Orchestrated Iterative Change Delivers On Step-Change Expectations
Harnessing Intelligent Workflow MappingAdd bookmark
Why does scaling intelligent automation seem so difficult if we’ve got better tools than ever to do what we always have done?
Automating repetitive tasks increases efficiency, reduces cost, can move your best talent to more enterprise productive tasks which can all lead to a more optimized enterprise. In fact global corporate enterprise has been expediting this very concept since the onset of the industrial age.
Before the beginning
As early as roughly 300 BC, automated water clocks were used for irrigation and simply keeping time- the system utilized water flow to measure time much like sand in an hourglass.
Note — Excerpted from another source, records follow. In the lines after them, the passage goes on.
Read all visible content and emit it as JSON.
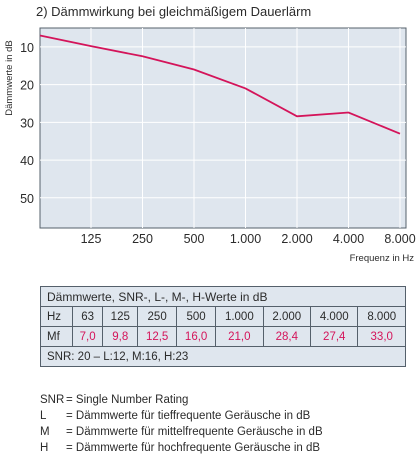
{
  "chart_data": {
    "type": "line",
    "title": "2) Dämmwirkung bei gleichmäßigem Dauerlärm",
    "ylabel": "Dämmwerte in dB",
    "xlabel": "Frequenz in Hz",
    "x": [
      63,
      125,
      250,
      500,
      1000,
      2000,
      4000,
      8000
    ],
    "x_tick_labels": [
      "125",
      "250",
      "500",
      "1.000",
      "2.000",
      "4.000",
      "8.000"
    ],
    "y_ticks": [
      10,
      20,
      30,
      40,
      50
    ],
    "ylim": [
      5,
      58
    ],
    "y_inverted": true,
    "grid": true,
    "series": [
      {
        "values": [
          7.0,
          9.8,
          12.5,
          16.0,
          21.0,
          28.4,
          27.4,
          33.0
        ],
        "color": "#d4145a"
      }
    ]
  },
  "table": {
    "header": "Dämmwerte, SNR-, L-, M-, H-Werte in dB",
    "hz_label": "Hz",
    "hz_values": [
      "63",
      "125",
      "250",
      "500",
      "1.000",
      "2.000",
      "4.000",
      "8.000"
    ],
    "mf_label": "Mf",
    "mf_values": [
      "7,0",
      "9,8",
      "12,5",
      "16,0",
      "21,0",
      "28,4",
      "27,4",
      "33,0"
    ],
    "snr_line": "SNR: 20  –  L:12, M:16, H:23"
  },
  "legend": [
    {
      "abbr": "SNR",
      "text": "= Single Number Rating"
    },
    {
      "abbr": "L",
      "text": "= Dämmwerte für tieffrequente Geräusche in dB"
    },
    {
      "abbr": "M",
      "text": "= Dämmwerte für mittelfrequente Geräusche in dB"
    },
    {
      "abbr": "H",
      "text": "= Dämmwerte für hochfrequente Geräusche in dB"
    }
  ]
}
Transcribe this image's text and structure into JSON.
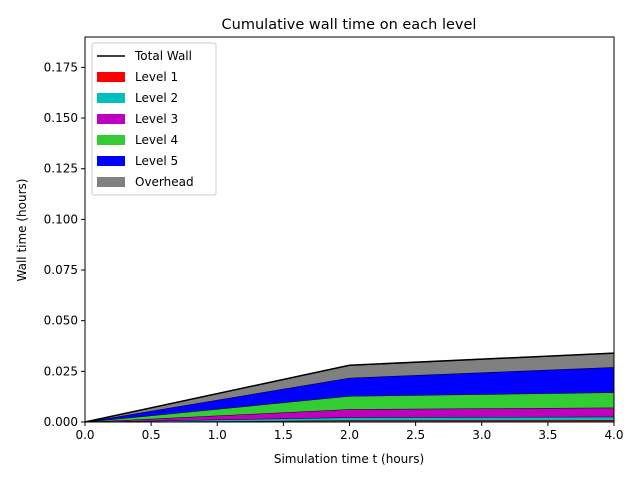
{
  "chart_data": {
    "type": "area",
    "title": "Cumulative wall time on each level",
    "xlabel": "Simulation time t (hours)",
    "ylabel": "Wall time (hours)",
    "xlim": [
      0,
      4
    ],
    "ylim": [
      0,
      0.19
    ],
    "x_ticks": [
      "0.0",
      "0.5",
      "1.0",
      "1.5",
      "2.0",
      "2.5",
      "3.0",
      "3.5",
      "4.0"
    ],
    "y_ticks": [
      "0.000",
      "0.025",
      "0.050",
      "0.075",
      "0.100",
      "0.125",
      "0.150",
      "0.175"
    ],
    "legend_position": "upper-left",
    "x": [
      0,
      2,
      4
    ],
    "series": [
      {
        "name": "Level 1",
        "color": "#ff0000",
        "values": [
          0,
          0.0008,
          0.0009
        ]
      },
      {
        "name": "Level 2",
        "color": "#00bfbf",
        "values": [
          0,
          0.0015,
          0.0017
        ]
      },
      {
        "name": "Level 3",
        "color": "#bf00bf",
        "values": [
          0,
          0.004,
          0.0045
        ]
      },
      {
        "name": "Level 4",
        "color": "#32cd32",
        "values": [
          0,
          0.0065,
          0.0075
        ]
      },
      {
        "name": "Level 5",
        "color": "#0000ff",
        "values": [
          0,
          0.009,
          0.0125
        ]
      },
      {
        "name": "Overhead",
        "color": "#808080",
        "values": [
          0,
          0.0062,
          0.0069
        ]
      }
    ],
    "total_line": {
      "name": "Total Wall",
      "color": "#000000",
      "values": [
        0,
        0.028,
        0.034
      ]
    }
  }
}
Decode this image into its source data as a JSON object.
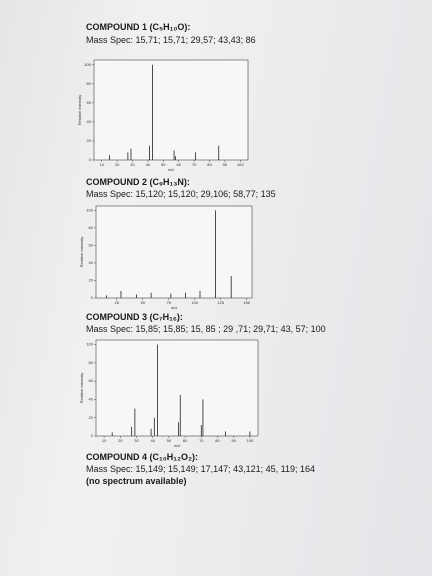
{
  "compounds": [
    {
      "title": "COMPOUND 1 (C₅H₁₀O):",
      "mass_spec": "Mass Spec: 15,71; 15,71; 29,57; 43,43; 86"
    },
    {
      "title": "COMPOUND 2 (C₉H₁₃N):",
      "mass_spec": "Mass Spec: 15,120; 15,120; 29,106; 58,77; 135"
    },
    {
      "title": "COMPOUND 3 (C₇H₁₆):",
      "mass_spec": "Mass Spec: 15,85; 15,85; 15, 85 ; 29 ,71; 29,71; 43, 57; 100"
    },
    {
      "title": "COMPOUND 4 (C₁₀H₁₂O₂):",
      "mass_spec": "Mass Spec: 15,149; 15,149; 17,147; 43,121; 45, 119; 164",
      "note": "(no spectrum available)"
    }
  ],
  "chart_data": [
    {
      "type": "bar",
      "x": [
        15,
        27,
        29,
        41,
        43,
        57,
        58,
        71,
        86
      ],
      "values": [
        5,
        8,
        12,
        15,
        100,
        10,
        4,
        8,
        15
      ],
      "xlim": [
        5,
        105
      ],
      "xticks": [
        10,
        20,
        30,
        40,
        50,
        60,
        70,
        80,
        90,
        100
      ],
      "ylim": [
        0,
        105
      ],
      "yticks": [
        0,
        20,
        40,
        60,
        80,
        100
      ],
      "y_label": "Relative Intensity",
      "x_label": "m/z",
      "color": "#222222"
    },
    {
      "type": "bar",
      "x": [
        15,
        29,
        44,
        58,
        77,
        91,
        105,
        120,
        135
      ],
      "values": [
        3,
        8,
        4,
        6,
        5,
        6,
        8,
        100,
        25
      ],
      "xlim": [
        5,
        155
      ],
      "xticks": [
        25,
        50,
        75,
        100,
        125,
        150
      ],
      "ylim": [
        0,
        105
      ],
      "yticks": [
        0,
        20,
        40,
        60,
        80,
        100
      ],
      "y_label": "Relative Intensity",
      "x_label": "m/z",
      "color": "#222222"
    },
    {
      "type": "bar",
      "x": [
        15,
        27,
        29,
        39,
        41,
        43,
        56,
        57,
        70,
        71,
        85,
        100
      ],
      "values": [
        4,
        10,
        30,
        8,
        20,
        100,
        15,
        45,
        12,
        40,
        5,
        5
      ],
      "xlim": [
        5,
        105
      ],
      "xticks": [
        10,
        20,
        30,
        40,
        50,
        60,
        70,
        80,
        90,
        100
      ],
      "ylim": [
        0,
        105
      ],
      "yticks": [
        0,
        20,
        40,
        60,
        80,
        100
      ],
      "y_label": "Relative Intensity",
      "x_label": "m/z",
      "color": "#222222"
    }
  ]
}
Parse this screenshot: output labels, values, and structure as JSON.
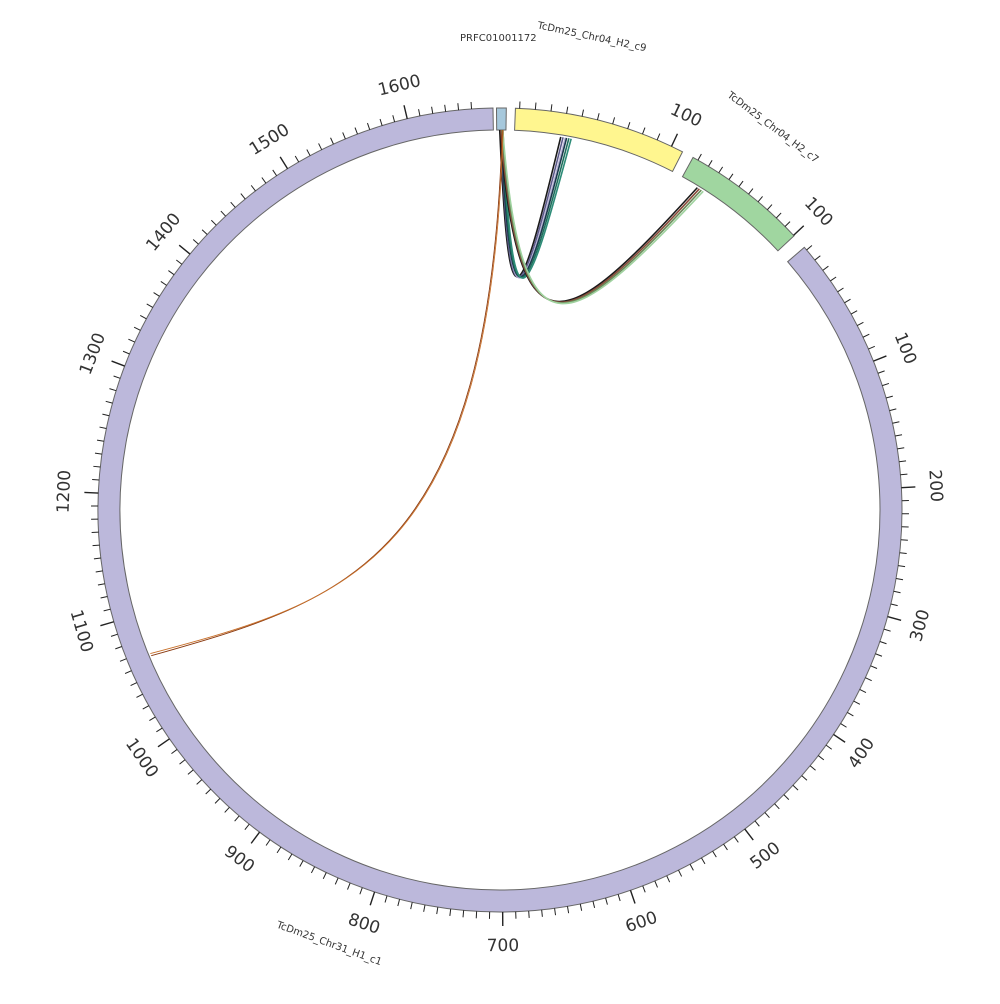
{
  "diagram": {
    "type": "circos",
    "segments": [
      {
        "id": "prfc",
        "name": "PRFC01001172",
        "color": "#a6c8dc",
        "ticks_labels": []
      },
      {
        "id": "chr04_c9",
        "name": "TcDm25_Chr04_H2_c9",
        "color": "#fff68f",
        "tick_labels": [
          "100"
        ]
      },
      {
        "id": "chr04_c7",
        "name": "TcDm25_Chr04_H2_c7",
        "color": "#a0d6a0",
        "tick_labels": [
          "100"
        ]
      },
      {
        "id": "chr31_c1",
        "name": "TcDm25_Chr31_H1_c1",
        "color": "#bcb8db",
        "tick_labels": [
          "100",
          "200",
          "300",
          "400",
          "500",
          "600",
          "700",
          "800",
          "900",
          "1000",
          "1100",
          "1200",
          "1300",
          "1400",
          "1500",
          "1600"
        ]
      }
    ],
    "links": [
      {
        "from": "PRFC01001172",
        "to": "TcDm25_Chr04_H2_c9",
        "colors": [
          "#1a1a1a",
          "#5c5a8a",
          "#b6b0d6"
        ]
      },
      {
        "from": "PRFC01001172",
        "to": "TcDm25_Chr04_H2_c9",
        "colors": [
          "#1a3a4a",
          "#1f6e5c",
          "#2e8c78"
        ]
      },
      {
        "from": "PRFC01001172",
        "to": "TcDm25_Chr04_H2_c7",
        "colors": [
          "#1a1a1a",
          "#8a4a3a",
          "#6a8a5a",
          "#9fd29f"
        ]
      },
      {
        "from": "PRFC01001172",
        "to": "TcDm25_Chr31_H1_c1",
        "colors": [
          "#8a3a10",
          "#c8702a"
        ]
      }
    ]
  }
}
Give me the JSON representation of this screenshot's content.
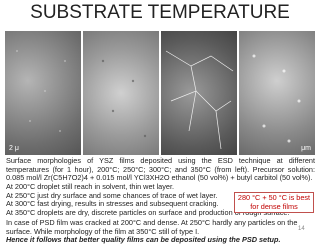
{
  "title": "SUBSTRATE TEMPERATURE",
  "images": [
    {
      "scale": "2 μ"
    },
    {
      "scale": null
    },
    {
      "scale": null
    },
    {
      "scale": "μm"
    }
  ],
  "caption": "Surface morphologies of YSZ films deposited using the ESD technique at different temperatures (for 1 hour), 200°C; 250°C; 300°C; and 350°C (from left). Precursor solution: 0.085 mol/l Zr(C5H7O2)4 + 0.015 mol/l YCl3XH2O ethanol (50 vol%) + butyl carbitol (50 vol%).",
  "observations": [
    "At 200°C droplet still reach in solvent, thin wet layer.",
    "At 250°C just dry surface and some chances of trace of wet layer.",
    "At 300°C fast drying, results in stresses and subsequent cracking.",
    "At 350°C droplets are dry, discrete particles on surface and production of rough surface."
  ],
  "callout": "280 °C + 50 °C is best for dense films",
  "psd_note": "In case of PSD film was cracked at 200°C and dense. At 250°C hardly any particles on the surface. While morphology of the film at 350°C still of type I.",
  "conclusion": "Hence it follows that better quality films can be deposited using the PSD setup.",
  "page_number": "14"
}
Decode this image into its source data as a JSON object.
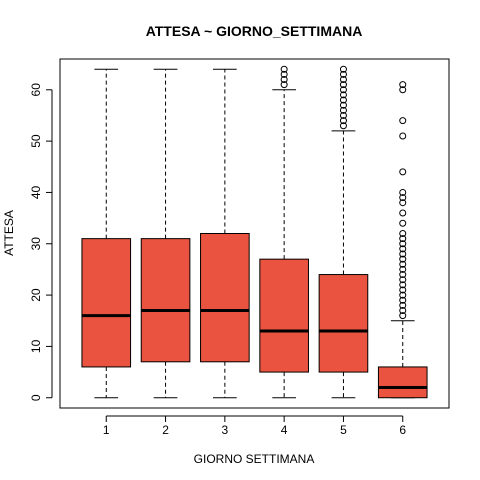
{
  "chart_data": {
    "type": "boxplot",
    "title": "ATTESA ~ GIORNO_SETTIMANA",
    "xlabel": "GIORNO SETTIMANA",
    "ylabel": "ATTESA",
    "categories": [
      "1",
      "2",
      "3",
      "4",
      "5",
      "6"
    ],
    "ylim": [
      -2,
      66
    ],
    "yticks": [
      0,
      10,
      20,
      30,
      40,
      50,
      60
    ],
    "grid": false,
    "box_color": "#E9533F",
    "boxes": [
      {
        "category": "1",
        "whisker_low": 0,
        "q1": 6,
        "median": 16,
        "q3": 31,
        "whisker_high": 64,
        "outliers": []
      },
      {
        "category": "2",
        "whisker_low": 0,
        "q1": 7,
        "median": 17,
        "q3": 31,
        "whisker_high": 64,
        "outliers": []
      },
      {
        "category": "3",
        "whisker_low": 0,
        "q1": 7,
        "median": 17,
        "q3": 32,
        "whisker_high": 64,
        "outliers": []
      },
      {
        "category": "4",
        "whisker_low": 0,
        "q1": 5,
        "median": 13,
        "q3": 27,
        "whisker_high": 60,
        "outliers": [
          61,
          62,
          63,
          64
        ]
      },
      {
        "category": "5",
        "whisker_low": 0,
        "q1": 5,
        "median": 13,
        "q3": 24,
        "whisker_high": 52,
        "outliers": [
          53,
          54,
          55,
          56,
          57,
          58,
          59,
          60,
          61,
          62,
          63,
          64
        ]
      },
      {
        "category": "6",
        "whisker_low": 0,
        "q1": 0,
        "median": 2,
        "q3": 6,
        "whisker_high": 15,
        "outliers": [
          16,
          17,
          18,
          19,
          20,
          21,
          22,
          23,
          24,
          25,
          26,
          27,
          28,
          29,
          30,
          31,
          32,
          34,
          36,
          38,
          39,
          40,
          44,
          51,
          54,
          60,
          61
        ]
      }
    ]
  }
}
Farmers thus saved a tremendous amount of time having to regulate water flow to their crops. And of course, they saved time being able to keep time.
In the beginning
The prime mover, which converts energy into motive power, was introduced in manufacturing in the early 18th Century. The concept though was Aristotle’s prime mover theory and advanced by Leonardo Da Vinci’s draft of a steam-powered cannon.
Prior to the steam engine, water was the force du jour. But if one was not located near a water source, effort provided by horse or a human was the highest physical power attained. And so early external combustion steam engines were the driving force of the industrial revolution. Instead of relying on mostly human output, machines were relied on for efficiency, cost reduction, moving talent to more productive tasks and vastly more optimized enterprises throughout the land.
The modern age
The application of mathematics, electricity and eventually the computer hurled global society further faster forward to bring us to the onset of intelligent automation.
The factory floor is no longer the primary focus of automation. Intelligent automation has provided a solid foundation for the efficiency of the knowledge worker and the information based enterprise.
That early industrial age factory floor though was the breeding ground of workflow mapping, which led to optimizing workflows for the railways, which eventually led to Kanban and six sigma. Which brings us to you, the reader. Either you’ve got a black belt, a green belt or know someone who does.
And so, we have been optimizing automation all along. Why does scaling intelligent automation seem so difficult if we’ve got better tools than ever to do what we always have done?
Intelligent workflow mapping
Simply automating repetitive tasks with robotic process automation, for the most part- has been accomplished. The central issue that has bubbled to the surface for global enterprise executives is no longer basic intelligent automation- it’s optimizing that intelligent automation. Optimizing intelligent automation means that the organization is intelligently automating end-to-end processes thus scaling intelligent automation across the enterprise. One way to ensure this optimization is through intelligent workflow mapping.
But beware of plug and play. Just because intelligent is at the beginning of the term doesn’t mean it does it for you. Basic automation- going back to the clock example above is a simple building block. The strategy for how much water was delivered to the clock was conceived and rolled out by the farmer.
Think about how much of your effort went into your Robotic Process Automation journey from the first moment the concept came across your desk to now. How much of your effort was accomplished by RPA?
The same goes for intelligent workflow mapping- it helps you. It doesn’t do it for you.
Coca-Cola’s Max Just shares, “You don't have time to waste. Trying to make sure that we spend the time on making the process efficient and leveraging those platforms that allow you to do that- removing waste from the end-to-end processes, are becoming more and more important. We're trying to make sure that we simplify those processes as much as possible, make them user-friendly through mobile access and enable with real data.”
Did you see that? He mentions leveraging platforms only after he says we spend time on making the process efficient. Roll up your sleeves. Get down in the dirt. Look at your crops. Figure out how much water your crops need. Then apply the elegant solution.
GM’s Director of Data & Data Science notes that when “you basically know the workflow, the work is waiting on the data and we're making the decisions when we’ve got the data.”
Literal data-driven decision-making
Pearl Long Term Care Solutions CTO, Ty Grandison opens up on the work that needs to be done to benefit from intelligent workflow mapping, “to be honest any process bot map that you create from some automated tool never truly captures what really happens in real life. The best maps that I've seen are from executives going in, sitting with people, and going through- ‘what does my data look like’ and mapping it that way- because then you see how everything actually really works.”
In RPA, 'robotic' is the steam. The Process is the input. Automation is the outcome. Just like RPA, the intelligent workflow mapping solution is the steam and will only benefit you based on the cleanliness of your processes and data before you begin. You can only harness the motive power of automation if you’ve mastered the input and know how to use the outcome. Otherwise, you’ve just got hot air.